Inzwischen sind 7 Monate vergangen. Meine Medikamente halten mich aufrecht. Ich schlafe nachts ohne schlimme Gedanken, ohne Unruhe. Ich habe, auch durch die Vorerkrankung, jeden Tag aufs Neue Anlaufschwierigkeiten. Ich habe mich auch sehr verändert, wehre mich jetzt mehr, wenn ich mich ungerecht behandelt fühle. Habe meine Gedanken, die mir in der Klinik kamen, mit einer Psychologin durchgekaut und sie hat mir geholfen, mir selber zu helfen (mehr habe ich von ihr auch nicht erwartet). Und ab nächster Woche kann ich, nach 16 Monaten krank sein, endlich wieder arbeiten. Damit ist die Depression nicht überstanden. Das merke ich jeden Tag. Aber mit dem Verständnis des Partners und meiner Familie LEBE ich wieder im Hier und Jetzt. Und ich würde sofort wieder in die Klinik gehen, wenn es nötig wird.

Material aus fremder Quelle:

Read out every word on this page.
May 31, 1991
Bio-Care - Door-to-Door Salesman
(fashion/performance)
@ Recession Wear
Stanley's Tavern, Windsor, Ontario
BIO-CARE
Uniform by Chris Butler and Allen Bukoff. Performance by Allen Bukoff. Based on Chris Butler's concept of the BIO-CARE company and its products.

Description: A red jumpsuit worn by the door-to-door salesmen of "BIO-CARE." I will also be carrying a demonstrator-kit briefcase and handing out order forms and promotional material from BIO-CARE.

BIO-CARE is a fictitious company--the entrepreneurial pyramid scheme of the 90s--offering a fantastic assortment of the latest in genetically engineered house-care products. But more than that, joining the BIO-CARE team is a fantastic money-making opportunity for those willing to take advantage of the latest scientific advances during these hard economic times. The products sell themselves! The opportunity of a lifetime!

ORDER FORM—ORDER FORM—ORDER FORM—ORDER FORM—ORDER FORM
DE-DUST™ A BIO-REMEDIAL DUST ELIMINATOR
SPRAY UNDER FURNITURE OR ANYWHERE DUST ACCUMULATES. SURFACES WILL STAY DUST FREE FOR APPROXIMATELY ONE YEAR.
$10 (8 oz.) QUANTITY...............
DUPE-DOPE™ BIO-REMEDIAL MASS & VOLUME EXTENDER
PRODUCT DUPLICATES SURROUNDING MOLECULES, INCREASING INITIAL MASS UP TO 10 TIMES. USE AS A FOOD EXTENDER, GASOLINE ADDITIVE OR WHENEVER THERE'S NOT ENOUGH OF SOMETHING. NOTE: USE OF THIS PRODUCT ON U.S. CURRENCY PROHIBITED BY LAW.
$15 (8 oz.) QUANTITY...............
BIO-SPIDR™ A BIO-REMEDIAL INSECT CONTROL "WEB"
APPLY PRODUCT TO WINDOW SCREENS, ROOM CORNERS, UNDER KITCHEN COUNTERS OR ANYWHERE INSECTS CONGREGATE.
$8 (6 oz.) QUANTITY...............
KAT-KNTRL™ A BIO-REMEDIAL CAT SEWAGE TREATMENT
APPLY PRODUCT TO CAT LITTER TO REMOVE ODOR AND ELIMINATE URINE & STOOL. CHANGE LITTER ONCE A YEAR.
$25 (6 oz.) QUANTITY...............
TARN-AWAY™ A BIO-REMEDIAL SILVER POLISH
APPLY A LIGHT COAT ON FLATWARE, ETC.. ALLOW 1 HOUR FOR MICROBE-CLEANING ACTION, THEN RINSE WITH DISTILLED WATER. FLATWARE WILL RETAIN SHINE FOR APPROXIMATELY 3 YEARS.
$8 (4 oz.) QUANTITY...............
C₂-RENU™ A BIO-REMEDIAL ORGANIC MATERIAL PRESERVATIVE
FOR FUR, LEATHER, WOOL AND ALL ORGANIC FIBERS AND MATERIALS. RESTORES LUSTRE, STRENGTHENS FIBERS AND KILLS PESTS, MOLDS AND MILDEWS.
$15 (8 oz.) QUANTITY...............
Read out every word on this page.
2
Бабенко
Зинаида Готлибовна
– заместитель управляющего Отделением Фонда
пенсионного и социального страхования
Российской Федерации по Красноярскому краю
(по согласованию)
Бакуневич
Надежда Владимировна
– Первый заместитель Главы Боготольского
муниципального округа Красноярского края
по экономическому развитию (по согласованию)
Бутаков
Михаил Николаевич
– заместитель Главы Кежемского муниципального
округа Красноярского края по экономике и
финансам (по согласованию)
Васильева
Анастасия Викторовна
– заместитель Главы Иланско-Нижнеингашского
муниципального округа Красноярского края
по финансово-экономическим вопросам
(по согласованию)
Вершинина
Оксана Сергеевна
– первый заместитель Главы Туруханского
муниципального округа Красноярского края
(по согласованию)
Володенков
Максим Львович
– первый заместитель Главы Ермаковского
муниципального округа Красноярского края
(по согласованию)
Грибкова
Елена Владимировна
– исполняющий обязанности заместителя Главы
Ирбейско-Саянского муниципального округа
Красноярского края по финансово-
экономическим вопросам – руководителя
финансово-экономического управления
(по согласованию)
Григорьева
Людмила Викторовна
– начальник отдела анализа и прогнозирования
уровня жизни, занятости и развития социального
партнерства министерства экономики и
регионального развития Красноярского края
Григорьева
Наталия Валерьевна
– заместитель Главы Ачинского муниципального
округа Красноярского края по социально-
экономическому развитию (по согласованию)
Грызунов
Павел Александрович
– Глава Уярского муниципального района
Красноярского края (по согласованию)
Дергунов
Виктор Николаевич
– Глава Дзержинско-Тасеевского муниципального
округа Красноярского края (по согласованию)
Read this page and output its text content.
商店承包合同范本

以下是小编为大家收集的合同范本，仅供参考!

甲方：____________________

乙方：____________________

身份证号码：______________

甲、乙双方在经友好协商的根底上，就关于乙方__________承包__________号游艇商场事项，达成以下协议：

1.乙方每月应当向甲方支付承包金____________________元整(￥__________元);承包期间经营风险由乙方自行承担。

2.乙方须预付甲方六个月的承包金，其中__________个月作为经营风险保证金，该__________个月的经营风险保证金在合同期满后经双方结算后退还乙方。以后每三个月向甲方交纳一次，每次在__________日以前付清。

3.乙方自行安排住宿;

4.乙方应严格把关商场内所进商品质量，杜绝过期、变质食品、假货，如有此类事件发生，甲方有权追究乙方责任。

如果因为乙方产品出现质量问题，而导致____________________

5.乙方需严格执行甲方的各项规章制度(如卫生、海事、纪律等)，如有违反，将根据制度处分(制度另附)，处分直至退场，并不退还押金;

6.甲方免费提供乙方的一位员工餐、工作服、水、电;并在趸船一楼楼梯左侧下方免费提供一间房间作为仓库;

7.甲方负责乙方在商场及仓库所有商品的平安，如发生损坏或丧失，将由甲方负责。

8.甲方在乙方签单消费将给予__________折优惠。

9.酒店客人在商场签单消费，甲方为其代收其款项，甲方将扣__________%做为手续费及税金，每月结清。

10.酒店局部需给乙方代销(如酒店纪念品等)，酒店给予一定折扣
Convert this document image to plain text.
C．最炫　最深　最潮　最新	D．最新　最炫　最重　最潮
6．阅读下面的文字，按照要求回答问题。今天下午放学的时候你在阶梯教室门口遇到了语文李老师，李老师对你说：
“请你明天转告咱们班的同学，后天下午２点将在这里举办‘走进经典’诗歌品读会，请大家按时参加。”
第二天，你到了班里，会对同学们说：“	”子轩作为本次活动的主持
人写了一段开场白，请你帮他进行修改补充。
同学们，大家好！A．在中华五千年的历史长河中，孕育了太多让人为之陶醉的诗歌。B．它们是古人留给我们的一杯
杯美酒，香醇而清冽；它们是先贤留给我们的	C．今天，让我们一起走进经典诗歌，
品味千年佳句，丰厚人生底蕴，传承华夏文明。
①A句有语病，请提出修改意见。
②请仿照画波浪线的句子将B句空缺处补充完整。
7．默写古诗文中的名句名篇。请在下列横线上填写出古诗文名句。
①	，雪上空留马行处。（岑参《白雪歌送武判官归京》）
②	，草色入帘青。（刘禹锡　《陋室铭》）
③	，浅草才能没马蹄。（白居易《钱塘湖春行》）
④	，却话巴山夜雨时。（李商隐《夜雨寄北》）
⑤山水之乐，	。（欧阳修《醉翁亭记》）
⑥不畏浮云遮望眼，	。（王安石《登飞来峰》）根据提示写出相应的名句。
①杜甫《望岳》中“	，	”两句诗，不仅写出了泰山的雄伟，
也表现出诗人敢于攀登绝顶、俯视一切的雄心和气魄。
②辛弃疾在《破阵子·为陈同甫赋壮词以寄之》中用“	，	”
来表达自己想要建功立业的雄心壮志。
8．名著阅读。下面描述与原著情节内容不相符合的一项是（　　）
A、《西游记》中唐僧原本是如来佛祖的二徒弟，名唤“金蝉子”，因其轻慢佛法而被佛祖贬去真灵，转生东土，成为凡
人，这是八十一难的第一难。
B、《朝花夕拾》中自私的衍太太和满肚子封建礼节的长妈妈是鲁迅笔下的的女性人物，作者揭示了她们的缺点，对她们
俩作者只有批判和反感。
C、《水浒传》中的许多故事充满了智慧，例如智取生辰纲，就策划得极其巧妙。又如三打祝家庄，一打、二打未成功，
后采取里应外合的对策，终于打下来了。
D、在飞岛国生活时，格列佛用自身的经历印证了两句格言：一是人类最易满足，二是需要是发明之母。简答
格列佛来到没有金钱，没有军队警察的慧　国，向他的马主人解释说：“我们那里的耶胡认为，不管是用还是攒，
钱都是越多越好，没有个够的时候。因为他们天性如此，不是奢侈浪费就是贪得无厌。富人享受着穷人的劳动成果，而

Sorry für diesen Roman, aber ich hoffe, ich kann denen von und unter euch, die sich schwer tun, jemanden zu verstehen, der eine Depression durchlebt, einen kleinen Einblick in das schlimme Gedankenkarussell geben, der sich da auftut. Depression ist eine Krankheit. Sie hat einen. Nicht man hat sie. Sie leitet einen, sie bestimmt den Ablauf, sie bestimmt, wie es weiter geht. Und ich als Nicht-Ärztin bin überzeugt davon: unbehandelt zieht sie das ganze Umfeld wie Partnerschaft, Familie, Beruf etc. ins Bodenlose!
Habt Geduld, aber denkt auch an euch. Wenn euch alles zuviel wird und ihr immer an eure Grenzen kommt, dann müsst ihr die Konsequenzen ziehen. Denn krank vor Sorge und Kummer und unzufrieden mit eurer Partnerschaft helft ihr eurem Partner/eurer Partnerin nicht. Und vor allem: eine Beziehung nur aus Mitleid oder aus Angst, dass sich der Partner was antut....das ist fatal. Lasst euch nicht erpressen. Auch das habe ich bei Mitpatienten erlebt. Sie machen ihrem Partner/ihrer Partnerin Vorwürfe und setzen sie unter Druck. In diesem Sinne, wie gesagt, sorry für den Roman, aber dieses Thema ist einfach zu wichtig und zu komplex für ein paar wenige Sätze. Passt gut auf euch auf! Bleibt gesund. Und ich schau die Tage mal wieder vorbei. Liebe Grüße!